January 9th, 2016

Hard Stare

Information about the Oberon language & OS, & its descendant AOS/A2/Bluebottle

I recently received an email from a reader -- a rare event in itself -- following my recent Reg article about educational OSes.

They asked for more info about the OS. So, since there's not a lot of this about, here is some more info about the Oberon programming language, the Oberon operating system written in it, and the modern GUI version, Bluebottle.

It is the final act in the life's work of Professor Niklaus Wirth, inventor of Pascal and later Modula-2. Oberon is what Pascal evolved into; probably, he should have called them all Pascal:

  1. Pascal 1 (i.e. Pascal & Delphi)

  2. Modula

  3. Modula-2 (basis of the original Acorn Archimedes OS, among others)

  4. Oberon

IgnoreTheCode has a good overview. This is perhaps the best place to start for a high-level quick read.

The homepage for the FPGA OberonStation went down for a while. Perhaps it was the interest driven by my article. ;-)

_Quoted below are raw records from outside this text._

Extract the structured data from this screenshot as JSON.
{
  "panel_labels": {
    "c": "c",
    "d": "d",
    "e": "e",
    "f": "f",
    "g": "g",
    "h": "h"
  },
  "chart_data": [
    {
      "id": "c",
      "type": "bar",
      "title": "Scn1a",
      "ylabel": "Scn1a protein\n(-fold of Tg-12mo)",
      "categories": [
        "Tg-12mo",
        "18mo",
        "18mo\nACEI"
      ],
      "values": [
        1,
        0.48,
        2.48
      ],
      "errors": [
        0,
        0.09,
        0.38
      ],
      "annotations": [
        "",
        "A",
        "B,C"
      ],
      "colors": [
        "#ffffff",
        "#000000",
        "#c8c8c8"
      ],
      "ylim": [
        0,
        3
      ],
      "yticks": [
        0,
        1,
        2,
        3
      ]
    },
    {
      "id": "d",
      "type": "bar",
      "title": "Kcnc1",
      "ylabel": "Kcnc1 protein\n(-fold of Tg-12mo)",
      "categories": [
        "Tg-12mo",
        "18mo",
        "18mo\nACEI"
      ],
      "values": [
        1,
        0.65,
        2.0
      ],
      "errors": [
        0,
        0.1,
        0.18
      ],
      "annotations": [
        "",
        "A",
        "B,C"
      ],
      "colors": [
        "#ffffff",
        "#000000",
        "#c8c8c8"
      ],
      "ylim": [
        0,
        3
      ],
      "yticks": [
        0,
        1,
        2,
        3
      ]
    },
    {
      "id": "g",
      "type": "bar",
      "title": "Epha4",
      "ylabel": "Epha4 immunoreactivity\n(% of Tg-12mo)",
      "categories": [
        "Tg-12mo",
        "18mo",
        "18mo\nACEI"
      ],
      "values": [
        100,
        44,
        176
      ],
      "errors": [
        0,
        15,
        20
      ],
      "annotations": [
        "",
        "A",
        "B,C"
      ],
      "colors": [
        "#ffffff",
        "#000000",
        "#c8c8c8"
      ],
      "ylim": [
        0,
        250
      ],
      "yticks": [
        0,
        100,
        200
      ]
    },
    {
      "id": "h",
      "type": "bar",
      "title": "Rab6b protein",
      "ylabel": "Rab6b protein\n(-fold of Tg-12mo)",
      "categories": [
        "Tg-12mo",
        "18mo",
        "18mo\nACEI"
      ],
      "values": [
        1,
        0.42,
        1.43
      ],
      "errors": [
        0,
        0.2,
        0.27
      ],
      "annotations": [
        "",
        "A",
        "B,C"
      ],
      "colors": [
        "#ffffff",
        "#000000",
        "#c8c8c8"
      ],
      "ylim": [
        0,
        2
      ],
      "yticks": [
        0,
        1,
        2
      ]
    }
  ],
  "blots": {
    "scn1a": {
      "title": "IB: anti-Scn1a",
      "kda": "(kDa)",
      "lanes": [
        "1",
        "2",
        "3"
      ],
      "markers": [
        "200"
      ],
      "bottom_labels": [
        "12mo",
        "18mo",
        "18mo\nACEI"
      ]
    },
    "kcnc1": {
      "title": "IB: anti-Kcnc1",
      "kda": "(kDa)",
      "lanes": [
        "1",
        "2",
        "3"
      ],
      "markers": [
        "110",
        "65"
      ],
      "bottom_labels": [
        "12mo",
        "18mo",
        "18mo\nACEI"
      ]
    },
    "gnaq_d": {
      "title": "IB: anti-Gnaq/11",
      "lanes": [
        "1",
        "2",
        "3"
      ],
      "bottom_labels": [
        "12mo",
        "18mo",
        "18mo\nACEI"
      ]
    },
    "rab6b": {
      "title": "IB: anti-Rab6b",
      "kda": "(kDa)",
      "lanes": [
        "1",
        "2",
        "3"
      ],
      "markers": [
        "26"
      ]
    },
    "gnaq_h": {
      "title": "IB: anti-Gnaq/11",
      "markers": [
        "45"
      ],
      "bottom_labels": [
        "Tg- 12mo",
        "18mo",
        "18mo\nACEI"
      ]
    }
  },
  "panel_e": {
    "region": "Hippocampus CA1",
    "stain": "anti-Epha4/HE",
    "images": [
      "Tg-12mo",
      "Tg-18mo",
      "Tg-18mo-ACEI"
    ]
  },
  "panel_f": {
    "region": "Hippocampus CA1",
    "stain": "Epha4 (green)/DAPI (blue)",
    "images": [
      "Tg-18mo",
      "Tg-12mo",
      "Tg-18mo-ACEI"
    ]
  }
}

It is back up again now, though.

Perhaps the seminal academic paper is Oberon - the Overlooked Jewel by Michael Franz of the University of California at Irvine.

A PDF is here: https://pdfs.semanticscholar.org/d48b/ecdaf5c3d962e2778f804e...

This is essential reading to understand its relevance in computer science.

There are 2 software projects called "Oberon", a programming language and an operating system, or family of OSes, written in the language.

There's some basic info on Wikipedia about both the OS and the programming language.

Professor Wirth worked at ETH Zurich, which has a microsite about the Oberon project. However, this has many broken links and is unmaintained.

And the Oberon Book, the official bible of the project, is online.

Development did not stop on the OS after Prof Wirth retired. It continued and became AOS, which has a rather different type of GUI called a Zooming UI. The AOS zooming UI is called "Bluebottle" and newer versions of the OS are thus referred to as "A2", "Bluebottle" (or both, as "AOS" is a widely-used name).

There is a sort of fan page dedicated to A2/Bluebottle.

Here's the OS project on GitHub.

There is a native port for x86 PCs. I have this running under VirtualBox, as an app under 64-bit Linux, and natively on the metal of a Thinkpad X200.